Materials and Method

The 9 oz cups provided were filled with water to up to two thirds full and then test for presence of starch. This was followed by adding 20 drops of iodine potassium iodide solution to the cup. Approximately 15 cm of dialysis tubing was cut and a knot tied and one end. After tying a knot, 10ml of soluble starch solution and 10ml of glucose solution was pipette and then added in the dialysis tubing and then the remaining end where we were using to add these solutions was tied. The contents of this dialysis membrane were thoroughly mixed and the final colour recorded (Smallwood, 1981).

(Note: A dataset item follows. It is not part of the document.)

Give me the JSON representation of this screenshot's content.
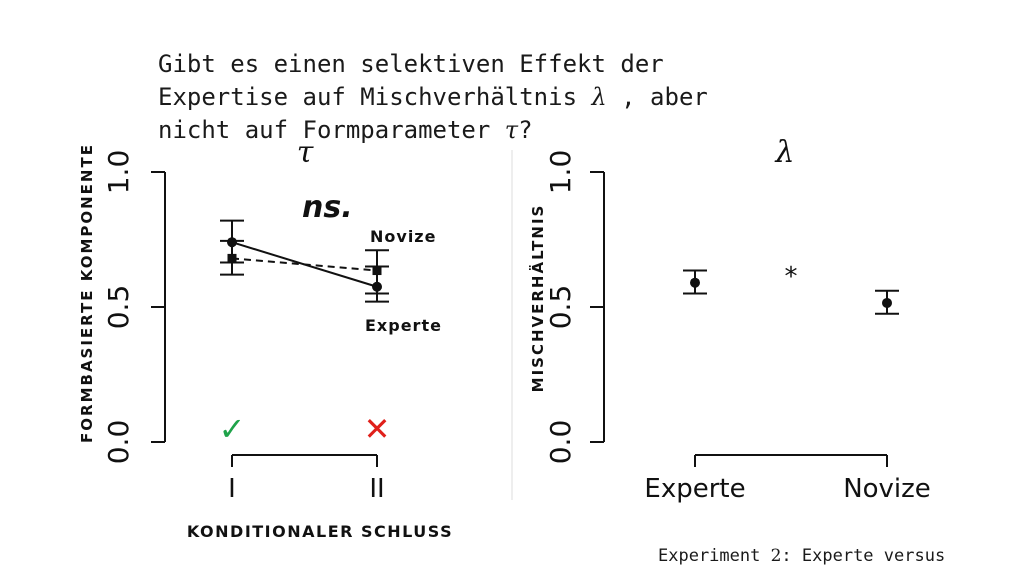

The exterior of the bag was washed with running water. The colour of the solution in the beaker was recorded before carefully placing the bag inside the beaker containing iodine potassium iodine. This was then kept warm for 10 minutes and then the colour of the solution was tabulated. The bag was then removed and 3 ml of the solution was taken and put in a test tube. The solution in the beaker was mixed and 3 ml taken from and put in the test tube for analysis. To each test tube, 3 ml of Benedict’s reagent was and then heated for 15 minutes and any observable change was noted (Smallwood, 1981).

Discussion

Before inserting the bag in the beaker we see the membrane was clear while the content of the beaker was orange in colour. After 10minutes and testing, the solution in the bag gave a dark blue solution which is an indication of starch in the bag. This means starch remained in the bag. This is because the size of their molecules is big and therefore could not pass through the semi-permeable membrane. On the other hand, glucose left the bag and entered the beaker as confirmed by dark purple colour in both the beaker and dialysis tubing. This confirmed presence glucose both in the beaker and the membrane.

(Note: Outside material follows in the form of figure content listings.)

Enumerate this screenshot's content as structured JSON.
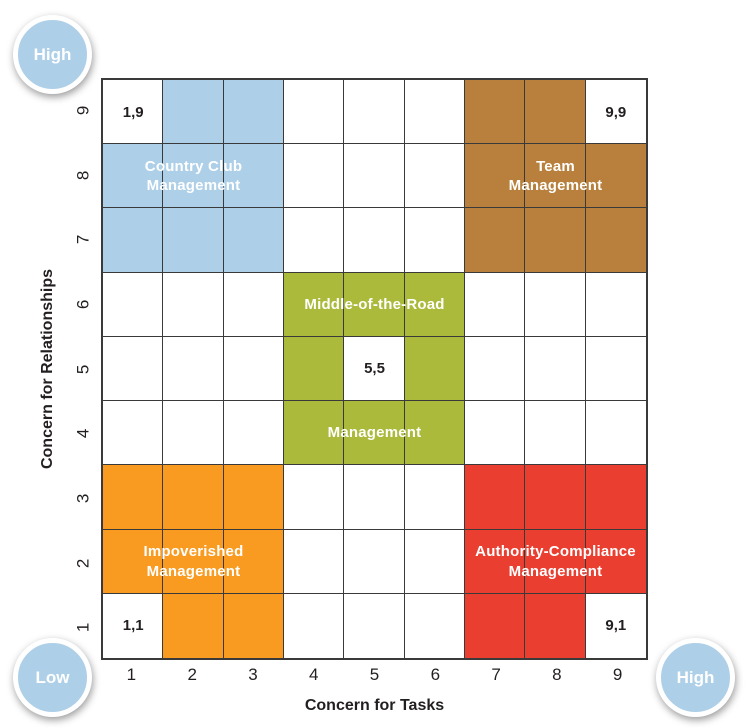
{
  "figure": "Managerial Grid",
  "colors": {
    "blue": "#AECFE8",
    "brown": "#B8803C",
    "green": "#ABBA3A",
    "orange": "#F89B20",
    "red": "#E93E30",
    "grid_line": "#3A3A3A",
    "label_text": "#FFFFFF",
    "tick_text": "#231F20",
    "circle_fill": "#AECFE8"
  },
  "axes": {
    "x": {
      "label": "Concern for Tasks",
      "ticks": [
        "1",
        "2",
        "3",
        "4",
        "5",
        "6",
        "7",
        "8",
        "9"
      ]
    },
    "y": {
      "label": "Concern for Relationships",
      "ticks_top_to_bottom": [
        "9",
        "8",
        "7",
        "6",
        "5",
        "4",
        "3",
        "2",
        "1"
      ]
    }
  },
  "corners": {
    "top_left": {
      "label": "High"
    },
    "bottom_left": {
      "label": "Low"
    },
    "bottom_right": {
      "label": "High"
    }
  },
  "grid": {
    "rows": 9,
    "cols": 9,
    "regions": [
      {
        "name": "country-club-management",
        "color_key": "blue",
        "cells": [
          [
            2,
            9
          ],
          [
            3,
            9
          ],
          [
            1,
            8
          ],
          [
            2,
            8
          ],
          [
            3,
            8
          ],
          [
            1,
            7
          ],
          [
            2,
            7
          ],
          [
            3,
            7
          ]
        ]
      },
      {
        "name": "team-management",
        "color_key": "brown",
        "cells": [
          [
            7,
            9
          ],
          [
            8,
            9
          ],
          [
            7,
            8
          ],
          [
            8,
            8
          ],
          [
            9,
            8
          ],
          [
            7,
            7
          ],
          [
            8,
            7
          ],
          [
            9,
            7
          ]
        ]
      },
      {
        "name": "middle-of-the-road-management",
        "color_key": "green",
        "cells": [
          [
            4,
            6
          ],
          [
            5,
            6
          ],
          [
            6,
            6
          ],
          [
            4,
            5
          ],
          [
            6,
            5
          ],
          [
            4,
            4
          ],
          [
            5,
            4
          ],
          [
            6,
            4
          ]
        ]
      },
      {
        "name": "impoverished-management",
        "color_key": "orange",
        "cells": [
          [
            1,
            3
          ],
          [
            2,
            3
          ],
          [
            3,
            3
          ],
          [
            1,
            2
          ],
          [
            2,
            2
          ],
          [
            3,
            2
          ],
          [
            2,
            1
          ],
          [
            3,
            1
          ]
        ]
      },
      {
        "name": "authority-compliance-management",
        "color_key": "red",
        "cells": [
          [
            7,
            3
          ],
          [
            8,
            3
          ],
          [
            9,
            3
          ],
          [
            7,
            2
          ],
          [
            8,
            2
          ],
          [
            9,
            2
          ],
          [
            7,
            1
          ],
          [
            8,
            1
          ]
        ]
      }
    ],
    "region_labels": [
      {
        "lines": [
          "Country Club",
          "Management"
        ],
        "col_start": 1,
        "col_span": 3,
        "row": 8
      },
      {
        "lines": [
          "Team",
          "Management"
        ],
        "col_start": 7,
        "col_span": 3,
        "row": 8
      },
      {
        "lines": [
          "Middle-of-the-Road"
        ],
        "col_start": 4,
        "col_span": 3,
        "row": 6
      },
      {
        "lines": [
          "Management"
        ],
        "col_start": 4,
        "col_span": 3,
        "row": 4
      },
      {
        "lines": [
          "Impoverished",
          "Management"
        ],
        "col_start": 1,
        "col_span": 3,
        "row": 2
      },
      {
        "lines": [
          "Authority-Compliance",
          "Management"
        ],
        "col_start": 7,
        "col_span": 3,
        "row": 2
      }
    ],
    "cell_labels": [
      {
        "text": "1,9",
        "col": 1,
        "row": 9
      },
      {
        "text": "9,9",
        "col": 9,
        "row": 9
      },
      {
        "text": "5,5",
        "col": 5,
        "row": 5
      },
      {
        "text": "1,1",
        "col": 1,
        "row": 1
      },
      {
        "text": "9,1",
        "col": 9,
        "row": 1
      }
    ]
  }
}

Glucose molecules are smaller in size than the pores of the membrane prepared and therefore went through the semi-permeable membrane and were determined outside the dialysis tubing i.e. inside the cup. We can also explain this movement of glucose from dialysis tubing into the cup in terms of concentration gradient. Glucose is in high concentration in the dialysis tubing and therefore moved from this region of high concentration to the region low concentration across the semi-permeable membrane (Smallwood, 1981).

Conclusion

Osmosis is a “cell membrane transport mechanism that entails movement of water molecules from a region of high water concentration to a region of low water concentration through a semi-permeable membrane”( Chiras, 2010, p.15).

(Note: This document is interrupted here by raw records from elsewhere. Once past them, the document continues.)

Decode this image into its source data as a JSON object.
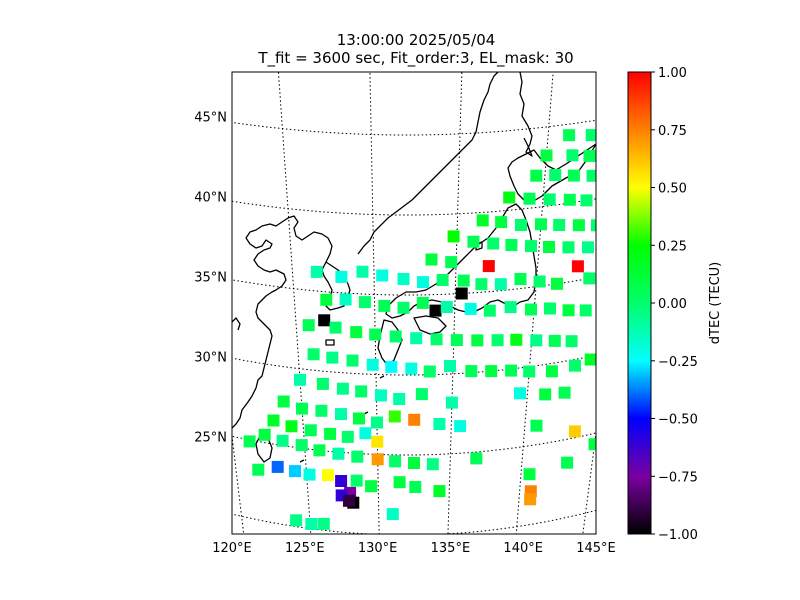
{
  "chart_data": {
    "type": "heatmap",
    "title": "13:00:00 2025/05/04",
    "subtitle": "T_fit = 3600 sec, Fit_order:3, EL_mask: 30",
    "xlabel": "",
    "ylabel": "",
    "lon_ticks": [
      {
        "value": 120,
        "label": "120°E"
      },
      {
        "value": 125,
        "label": "125°E"
      },
      {
        "value": 130,
        "label": "130°E"
      },
      {
        "value": 135,
        "label": "135°E"
      },
      {
        "value": 140,
        "label": "140°E"
      },
      {
        "value": 145,
        "label": "145°E"
      }
    ],
    "lat_ticks": [
      {
        "value": 25,
        "label": "25°N"
      },
      {
        "value": 30,
        "label": "30°N"
      },
      {
        "value": 35,
        "label": "35°N"
      },
      {
        "value": 40,
        "label": "40°N"
      },
      {
        "value": 45,
        "label": "45°N"
      }
    ],
    "lon_range": [
      120,
      145
    ],
    "lat_range": [
      20,
      49
    ],
    "grid": true,
    "colorbar": {
      "label": "dTEC (TECU)",
      "range": [
        -1.0,
        1.0
      ],
      "ticks": [
        -1.0,
        -0.75,
        -0.5,
        -0.25,
        0.0,
        0.25,
        0.5,
        0.75,
        1.0
      ],
      "tick_labels": [
        "−1.00",
        "−0.75",
        "−0.50",
        "−0.25",
        "0.00",
        "0.25",
        "0.50",
        "0.75",
        "1.00"
      ]
    },
    "colormap": [
      {
        "v": -1.0,
        "c": "#000000"
      },
      {
        "v": -0.75,
        "c": "#7a00a0"
      },
      {
        "v": -0.5,
        "c": "#0000ff"
      },
      {
        "v": -0.25,
        "c": "#00ffff"
      },
      {
        "v": 0.0,
        "c": "#00ff6a"
      },
      {
        "v": 0.25,
        "c": "#00ff00"
      },
      {
        "v": 0.5,
        "c": "#ffff00"
      },
      {
        "v": 0.75,
        "c": "#ff8000"
      },
      {
        "v": 1.0,
        "c": "#ff0000"
      }
    ],
    "points": [
      [
        141.2,
        44.3,
        0.05
      ],
      [
        142.5,
        44.1,
        0.0
      ],
      [
        143.5,
        43.9,
        0.02
      ],
      [
        144.2,
        43.5,
        -0.05
      ],
      [
        140.0,
        43.2,
        0.1
      ],
      [
        141.5,
        43.0,
        0.0
      ],
      [
        142.5,
        42.8,
        0.05
      ],
      [
        143.6,
        42.6,
        0.0
      ],
      [
        144.5,
        42.5,
        0.1
      ],
      [
        139.5,
        42.0,
        0.08
      ],
      [
        140.6,
        41.9,
        0.0
      ],
      [
        141.7,
        41.7,
        0.05
      ],
      [
        142.8,
        41.5,
        0.0
      ],
      [
        143.9,
        41.3,
        0.12
      ],
      [
        144.6,
        41.0,
        0.0
      ],
      [
        138.0,
        40.8,
        0.2
      ],
      [
        139.2,
        40.6,
        0.05
      ],
      [
        140.4,
        40.4,
        0.0
      ],
      [
        141.6,
        40.2,
        0.05
      ],
      [
        142.6,
        40.0,
        0.0
      ],
      [
        143.7,
        39.8,
        0.1
      ],
      [
        144.5,
        39.5,
        0.0
      ],
      [
        136.5,
        39.5,
        0.15
      ],
      [
        137.6,
        39.3,
        0.1
      ],
      [
        138.8,
        39.0,
        0.0
      ],
      [
        140.0,
        38.9,
        0.05
      ],
      [
        141.1,
        38.7,
        0.0
      ],
      [
        142.3,
        38.5,
        0.1
      ],
      [
        143.4,
        38.3,
        0.0
      ],
      [
        144.5,
        38.0,
        0.05
      ],
      [
        134.8,
        38.6,
        0.25
      ],
      [
        136.0,
        38.2,
        0.05
      ],
      [
        137.2,
        38.0,
        0.0
      ],
      [
        138.3,
        37.8,
        0.05
      ],
      [
        139.5,
        37.6,
        0.0
      ],
      [
        140.6,
        37.4,
        0.1
      ],
      [
        141.8,
        37.2,
        0.0
      ],
      [
        143.0,
        37.0,
        -0.05
      ],
      [
        144.0,
        36.8,
        0.0
      ],
      [
        133.5,
        37.2,
        0.1
      ],
      [
        134.7,
        37.0,
        0.05
      ],
      [
        137.0,
        36.6,
        1.0
      ],
      [
        142.5,
        35.9,
        1.0
      ],
      [
        126.5,
        36.2,
        -0.1
      ],
      [
        128.0,
        36.0,
        -0.2
      ],
      [
        129.3,
        36.4,
        -0.1
      ],
      [
        130.5,
        36.2,
        -0.2
      ],
      [
        131.8,
        36.0,
        -0.15
      ],
      [
        133.0,
        35.8,
        -0.2
      ],
      [
        134.2,
        35.9,
        0.0
      ],
      [
        135.5,
        35.8,
        0.05
      ],
      [
        136.6,
        35.5,
        0.0
      ],
      [
        137.8,
        35.4,
        -0.1
      ],
      [
        139.0,
        35.6,
        0.05
      ],
      [
        140.2,
        35.3,
        0.0
      ],
      [
        141.3,
        35.0,
        0.1
      ],
      [
        143.3,
        35.0,
        0.0
      ],
      [
        144.2,
        34.6,
        0.05
      ],
      [
        135.4,
        35.0,
        -1.0
      ],
      [
        133.8,
        34.0,
        -1.0
      ],
      [
        126.8,
        33.2,
        -1.0
      ],
      [
        127.0,
        34.5,
        0.1
      ],
      [
        128.2,
        34.6,
        -0.15
      ],
      [
        129.4,
        34.5,
        0.0
      ],
      [
        130.6,
        34.3,
        0.05
      ],
      [
        131.8,
        34.2,
        0.0
      ],
      [
        133.0,
        34.5,
        0.05
      ],
      [
        134.5,
        34.2,
        -0.1
      ],
      [
        136.0,
        34.0,
        -0.2
      ],
      [
        137.2,
        33.8,
        0.0
      ],
      [
        138.5,
        33.9,
        -0.05
      ],
      [
        139.8,
        33.6,
        0.05
      ],
      [
        141.0,
        33.5,
        0.0
      ],
      [
        142.2,
        33.2,
        0.1
      ],
      [
        143.3,
        33.0,
        0.0
      ],
      [
        125.8,
        32.8,
        0.05
      ],
      [
        127.5,
        32.8,
        0.0
      ],
      [
        128.8,
        32.6,
        0.1
      ],
      [
        130.0,
        32.5,
        0.05
      ],
      [
        131.3,
        32.4,
        0.0
      ],
      [
        132.6,
        32.3,
        -0.1
      ],
      [
        133.9,
        32.2,
        0.0
      ],
      [
        135.2,
        32.1,
        0.05
      ],
      [
        136.5,
        32.0,
        0.1
      ],
      [
        137.8,
        31.9,
        0.0
      ],
      [
        139.0,
        31.8,
        0.2
      ],
      [
        140.3,
        31.6,
        -0.05
      ],
      [
        141.5,
        31.4,
        0.05
      ],
      [
        142.6,
        31.2,
        0.0
      ],
      [
        126.0,
        31.0,
        0.0
      ],
      [
        127.2,
        30.9,
        -0.05
      ],
      [
        128.5,
        30.8,
        0.0
      ],
      [
        129.8,
        30.6,
        -0.2
      ],
      [
        131.0,
        30.5,
        -0.25
      ],
      [
        132.3,
        30.4,
        -0.2
      ],
      [
        133.5,
        30.2,
        0.0
      ],
      [
        134.8,
        30.5,
        -0.1
      ],
      [
        136.2,
        30.1,
        0.05
      ],
      [
        137.5,
        30.0,
        0.1
      ],
      [
        138.8,
        29.9,
        0.05
      ],
      [
        140.0,
        29.7,
        0.0
      ],
      [
        141.5,
        29.5,
        0.1
      ],
      [
        143.0,
        29.6,
        0.0
      ],
      [
        144.0,
        29.8,
        0.15
      ],
      [
        125.0,
        29.3,
        -0.1
      ],
      [
        126.5,
        29.2,
        0.0
      ],
      [
        127.8,
        29.0,
        -0.05
      ],
      [
        129.0,
        28.9,
        0.0
      ],
      [
        130.3,
        28.7,
        -0.15
      ],
      [
        131.5,
        28.5,
        -0.1
      ],
      [
        133.0,
        28.8,
        0.0
      ],
      [
        135.0,
        28.2,
        -0.1
      ],
      [
        139.5,
        28.4,
        -0.2
      ],
      [
        141.2,
        28.1,
        0.1
      ],
      [
        142.5,
        28.0,
        0.05
      ],
      [
        145.0,
        28.3,
        0.15
      ],
      [
        123.8,
        27.8,
        0.1
      ],
      [
        125.0,
        27.5,
        0.05
      ],
      [
        126.3,
        27.5,
        0.0
      ],
      [
        127.6,
        27.4,
        -0.1
      ],
      [
        128.8,
        27.2,
        0.1
      ],
      [
        130.0,
        27.0,
        -0.05
      ],
      [
        131.2,
        27.4,
        0.3
      ],
      [
        132.5,
        27.2,
        0.75
      ],
      [
        134.2,
        26.9,
        -0.1
      ],
      [
        135.6,
        26.7,
        -0.2
      ],
      [
        123.0,
        26.5,
        0.15
      ],
      [
        124.2,
        26.3,
        0.2
      ],
      [
        125.5,
        26.2,
        0.05
      ],
      [
        126.8,
        26.1,
        0.1
      ],
      [
        128.0,
        26.0,
        0.0
      ],
      [
        129.2,
        26.3,
        -0.2
      ],
      [
        130.0,
        25.8,
        0.55
      ],
      [
        140.8,
        26.2,
        0.05
      ],
      [
        122.3,
        25.5,
        0.1
      ],
      [
        123.5,
        25.3,
        -0.05
      ],
      [
        124.8,
        25.2,
        0.0
      ],
      [
        126.0,
        25.0,
        0.05
      ],
      [
        127.3,
        24.9,
        -0.1
      ],
      [
        128.6,
        24.8,
        0.0
      ],
      [
        130.0,
        24.7,
        0.7
      ],
      [
        131.2,
        24.6,
        0.0
      ],
      [
        132.5,
        24.5,
        0.1
      ],
      [
        133.8,
        24.4,
        -0.05
      ],
      [
        136.8,
        24.6,
        0.05
      ],
      [
        143.5,
        25.4,
        0.6
      ],
      [
        145.0,
        24.3,
        0.1
      ],
      [
        121.2,
        24.9,
        0.05
      ],
      [
        121.6,
        23.2,
        0.05
      ],
      [
        123.0,
        23.6,
        -0.4
      ],
      [
        124.2,
        23.5,
        -0.3
      ],
      [
        125.2,
        23.4,
        -0.2
      ],
      [
        126.5,
        23.5,
        0.5
      ],
      [
        127.4,
        23.2,
        -0.6
      ],
      [
        128.5,
        23.3,
        0.0
      ],
      [
        129.5,
        23.0,
        0.1
      ],
      [
        131.5,
        23.3,
        0.1
      ],
      [
        132.6,
        23.0,
        0.05
      ],
      [
        140.6,
        23.2,
        0.1
      ],
      [
        143.2,
        23.5,
        0.05
      ],
      [
        128.0,
        22.5,
        -0.75
      ],
      [
        127.4,
        22.3,
        -0.6
      ],
      [
        128.2,
        21.9,
        -1.0
      ],
      [
        127.9,
        22.0,
        -0.9
      ],
      [
        134.3,
        22.7,
        0.15
      ],
      [
        140.8,
        22.1,
        0.75
      ],
      [
        140.8,
        21.6,
        0.7
      ],
      [
        131.0,
        21.3,
        -0.15
      ],
      [
        124.0,
        20.4,
        -0.05
      ],
      [
        125.1,
        20.3,
        -0.1
      ],
      [
        126.0,
        20.4,
        -0.05
      ]
    ]
  }
}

In this experiment, osmosis process occurred when water molecules moved from the cup into the dialysis tubing where there was low concentration of water. Selective permeability is a process whereby a membrane allows only particles whose size is smaller than the size of its pores. This experiment has shown selective movement of particles across a semi-permeable membrane where glucose molecules whose size is smaller than the pores of the semi-permeable membrane prepared went through the semi-permeable membrane. For starch whose size molecules is bigger than the size of the pores of semi-permeable membrane did not cross the membrane. It was selectively blocked from passing.

References

Smallwood, W. (1981). Laboratory investigations in biology record book: Teacher’s edition. Morristown, New Jersey, NJ: Silver Burdett Company.

Audesirk, T., Audesirk, G., & Byers, E.B. (2008). Biology with physiology: Life on earth. 5th edn. San Francisco, CA: Benjamin Cummings.

Chiras, D.D. (2010). Human biology. Sudbury, MA: Jones & Bartlett Learning.